Dorel’s Revenue Under Pressure by Weak North American Market
MONTREAL, Canada – Dorel Industries Inc. announced its results for the first half of 2017 which showed a 2.0% drop in revenues to USD 1.258 billion (€ 1.065bn). This resulted in a net profit of USD 20.3 million (€ 17.1mn) compared with a net loss of USD 21.9 million (€ 18.5mn) in the first half of 2016. Revenues of Dorel’s Sports division with the Cycling Sports Group (CSG) was under pressure as a result of the weak North American market.
Less discounting and selective price increases at CSG and Pacific Cycle’s favorable product mix resulted in improved margins in the Dorel Sports segment. Next to the Dorel Sports division Dorel Industries also includes Home and Juvenile divisions.
From loss to small profit
For the first six months of 2017, Dorel Sports’ generated a revenue of USD 423.1 million (€ 358.2mn), a decrease of USD 29.9 million (€ 25.3mn), or 6.6%. Thanks to improved margins Dorel Sports reported an operating profit of USD 15 million (€ 12.7mn), a major increase compared with the USD 44.7 million (€ 37.8mn) loss in the first six months of 2016.
Part of the revenue decline was attributed to the change in CSG’s international business model for which the revenue recognition transitioned from a licensing model to a distribution platform.
Retailers’ inventory levels
However the shortfall in revenue was mainly due to ongoing weakness in consumer demand for bikes in the mass channel due particularly to the prolonged unfavourable North American weather. Lower sales volumes in CSG were also caused by inclement weather, lower discounted sales than prior year’s second quarter and continued reduction in the IBD retailers’ inventory levels, but with a healthier mix towards current model year sales.

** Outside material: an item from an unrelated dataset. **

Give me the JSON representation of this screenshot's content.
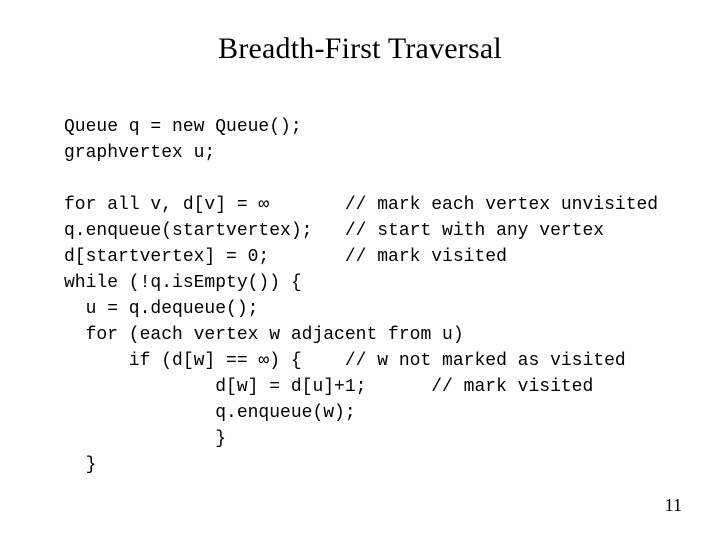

CSG’s closeout sales in the quarter represented 7% of sales volume in 2017 compared to 21% in the prior year’s second quarter and excluding these closeout sales, CSG’s revenue was flat for the second quarter year-over-year.
Further Dorel Sport points out that revenue at its Brazilian subsidiary Caloi was negatively affected by weak consumer demand in Brazil, amid ongoing political and economic turmoil as well as increased competitive pressure as other key brands in the market began to reduce retail price points.